A detail of Nathan Oliveira's Diptych
Oliveira's Windhover paintings take their name from a poem by Gerard Manley Hopkins (1844-1889), that uses the flight of a falcon as a metaphor for spiritual striving and realization. A portion of the poem is etched into reflective glass visible near the building's entrance. The imagery of the four Oliveira paintings on view at the Windhover includes wings, catenary curves and a kestrel, all presented on semi-abstract grounds.
Designed by Aidlin Darling Design, the glass-enclosed center shows the influence of Japanese architecture. As they approach the building, visitors will pass through a long stand of bamboo that delineates a kind of barrier between the outside world and the center's meditative space. In the building's interior are three rooms that feature four Oliveira paintings -- Big Red, Diptych, White Wing and Sun Radiating -- all of which are visible from both inside and outside the building. Skylights and motorized louver drapes provide carefully modulated natural light. The thick rammed-earth walls, made from soil excavated directly from the site, help moderate heat and sound.
The Reflection Pool
A reflection pool near the building's entrance features two concrete monoliths that are in fact pieces of architectural debris from the university's boneyard. The sound of running water, which flows into a rectangular fountain, helps dampen outside noises. A pebble-floored Zen garden rimmed by benches appears at the building's opposite end, sheltering a single tree and another small fountain.
An Interior Fountain
Stanford's Office of Religious Life is overseeing the Windhover, which will provide a quiet alternative to Stanford's relatively busy Memorial Church, which hosts services, weddings and concerts. The center fits in well with two of Stanford's current initiatives -- the Wellness Initiative and the Arts Initiative -- and compliments the display of three Oliveira paintings in the new Anderson Collection at Stanford. The Windhover Contemplative Center joins Houston's Rothko Chapel and James Turrell's "Twilight Epihany" at Rice University as one of a slowly growing number of American structures that meld contemplative practice with the visions of modern and contemporary artists.
The Reflecting Pond
In a 2009 speech in Vancouver, the Dalai Lama offered his opinion that "The world will be saved by Western Women." During my visit to the Windhover Contemplative Center a group of Stanford women chatted on the benches of the Zen garden and shared their sense of excitement about the new center.
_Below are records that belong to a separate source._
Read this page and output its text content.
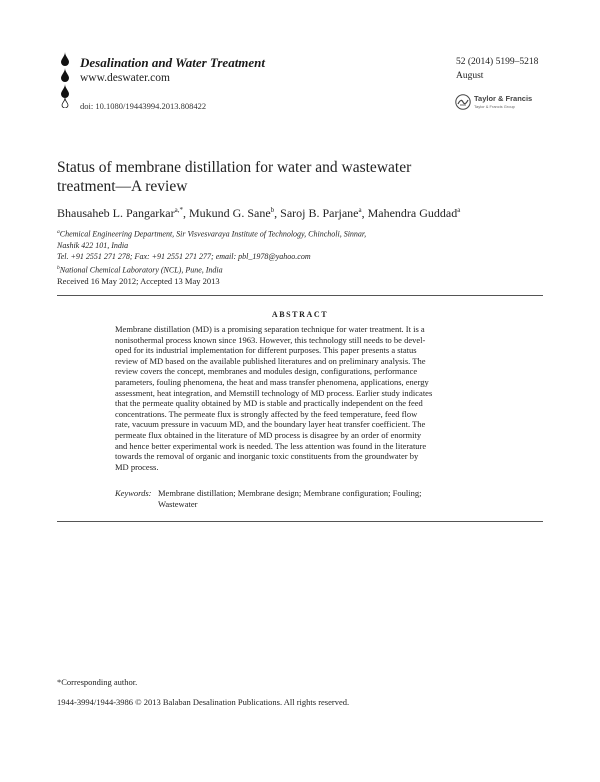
Desalination and Water Treatment
www.deswater.com
doi: 10.1080/19443994.2013.808422
52 (2014) 5199–5218
August
Taylor & Francis
Taylor & Francis Group
Status of membrane distillation for water and wastewater
treatment—A review
Bhausaheb L. Pangarkar$^{a,*}$, Mukund G. Sane$^b$, Saroj B. Parjane$^a$, Mahendra Guddad$^a$
$^a$Chemical Engineering Department, Sir Visvesvaraya Institute of Technology, Chincholi, Sinnar,
Nashik 422 101, India
Tel. +91 2551 271 278; Fax: +91 2551 271 277; email: pbl_1978@yahoo.com
$^b$National Chemical Laboratory (NCL), Pune, India
Received 16 May 2012; Accepted 13 May 2013
ABSTRACT
Membrane distillation (MD) is a promising separation technique for water treatment. It is a
nonisothermal process known since 1963. However, this technology still needs to be devel-
oped for its industrial implementation for different purposes. This paper presents a status
review of MD based on the available published literatures and on preliminary analysis. The
review covers the concept, membranes and modules design, configurations, performance
parameters, fouling phenomena, the heat and mass transfer phenomena, applications, energy
assessment, heat integration, and Memstill technology of MD process. Earlier study indicates
that the permeate quality obtained by MD is stable and practically independent on the feed
concentrations. The permeate flux is strongly affected by the feed temperature, feed flow
rate, vacuum pressure in vacuum MD, and the boundary layer heat transfer coefficient. The
permeate flux obtained in the literature of MD process is disagree by an order of enormity
and hence better experimental work is needed. The less attention was found in the literature
towards the removal of organic and inorganic toxic constituents from the groundwater by
MD process.
Keywords: Membrane distillation; Membrane design; Membrane configuration; Fouling;
Wastewater
*Corresponding author.
1944-3994/1944-3986 © 2013 Balaban Desalination Publications. All rights reserved.
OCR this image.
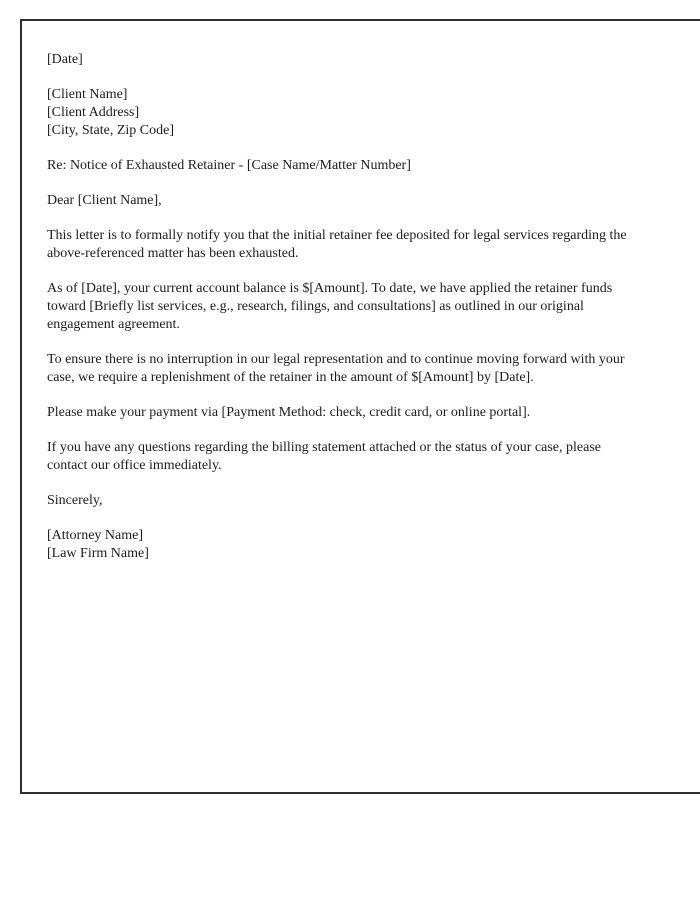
[Date]

[Client Name]
[Client Address]
[City, State, Zip Code]

Re: Notice of Exhausted Retainer - [Case Name/Matter Number]

Dear [Client Name],

This letter is to formally notify you that the initial retainer fee deposited for legal services regarding the above-referenced matter has been exhausted.

As of [Date], your current account balance is $[Amount]. To date, we have applied the retainer funds toward [Briefly list services, e.g., research, filings, and consultations] as outlined in our original engagement agreement.

To ensure there is no interruption in our legal representation and to continue moving forward with your case, we require a replenishment of the retainer in the amount of $[Amount] by [Date].

Please make your payment via [Payment Method: check, credit card, or online portal].

If you have any questions regarding the billing statement attached or the status of your case, please contact our office immediately.

Sincerely,

[Attorney Name]
[Law Firm Name]
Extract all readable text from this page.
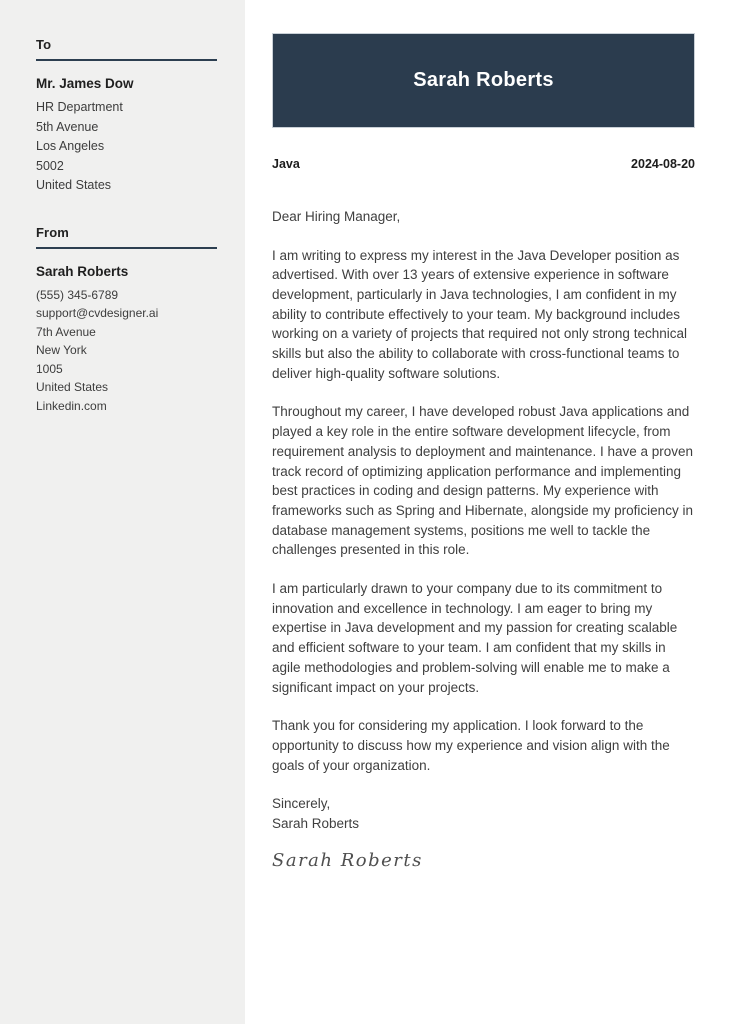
To
Mr. James Dow
HR Department
5th Avenue
Los Angeles
5002
United States
From
Sarah Roberts
(555) 345-6789
support@cvdesigner.ai
7th Avenue
New York
1005
United States
Linkedin.com
Sarah Roberts
Java	2024-08-20
Dear Hiring Manager,

I am writing to express my interest in the Java Developer position as advertised. With over 13 years of extensive experience in software development, particularly in Java technologies, I am confident in my ability to contribute effectively to your team. My background includes working on a variety of projects that required not only strong technical skills but also the ability to collaborate with cross-functional teams to deliver high-quality software solutions.

Throughout my career, I have developed robust Java applications and played a key role in the entire software development lifecycle, from requirement analysis to deployment and maintenance. I have a proven track record of optimizing application performance and implementing best practices in coding and design patterns. My experience with frameworks such as Spring and Hibernate, alongside my proficiency in database management systems, positions me well to tackle the challenges presented in this role.

I am particularly drawn to your company due to its commitment to innovation and excellence in technology. I am eager to bring my expertise in Java development and my passion for creating scalable and efficient software to your team. I am confident that my skills in agile methodologies and problem-solving will enable me to make a significant impact on your projects.

Thank you for considering my application. I look forward to the opportunity to discuss how my experience and vision align with the goals of your organization.

Sincerely,
Sarah Roberts
Sarah Roberts
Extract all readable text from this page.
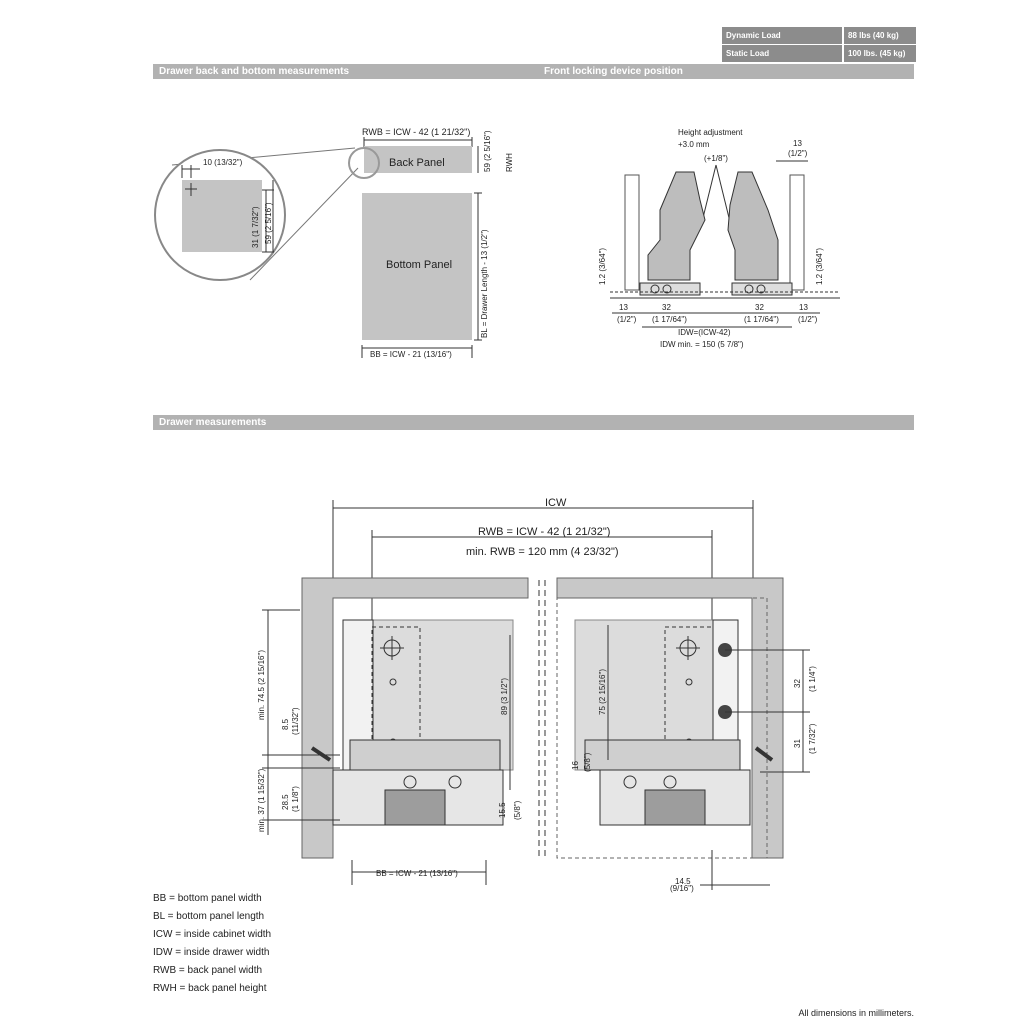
Dynamic Load	88 lbs (40 kg)
Static Load	100 lbs. (45 kg)
Drawer back and bottom measurements	Front locking device position
Drawer measurements
10 (13/32")
31 (1 7/32") 59 (2 5/16")
RWB = ICW - 42 (1 21/32")
Back Panel	59 (2 5/16") RWH
Bottom Panel	BL = Drawer Length - 13 (1/2")
BB = ICW - 21 (13/16")
Height adjustment
+3.0 mm
(+1/8")
13
(1/2")
1.2 (3/64")	1.2 (3/64")
13
(1/2")
32
(1 17/64")
32
(1 17/64")
13
(1/2")
IDW=(ICW-42)
IDW min. = 150 (5 7/8")
ICW
RWB = ICW - 42 (1 21/32")
min. RWB = 120 mm (4 23/32")
min. 74.5 (2 15/16")
8.5 (11/32")
min. 37 (1 15/32") 28.5 (1 1/8")
89 (3 1/2")
15.5 (5/8")
75 (2 15/16")
16 (5/8")
32 (1 1/4")
31 (1 7/32")
BB = ICW - 21 (13/16")
14.5
(9/16")
BB = bottom panel width
BL = bottom panel length
ICW = inside cabinet width
IDW = inside drawer width
RWB = back panel width
RWH = back panel height
All dimensions in millimeters.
I couldn't help envisioning these young women growing into adulthood, their imaginations sheltered and nourished by the Windhover, to fulfill the Dalai Lama's prediction.
Windhover will be open daily from 11 a.m. to 11 p.m. to students, faculty and staff.
A Stanford I.D. card is required to enter.
Docents will lead tours for the public from 10 a.m. to 11 a.m. on Tuesdays.
Visit the Cantor Arts Center website for more information.
Visitors are asked to refrain from using cell phones, tablets, laptops and other electronic devices while inside the center.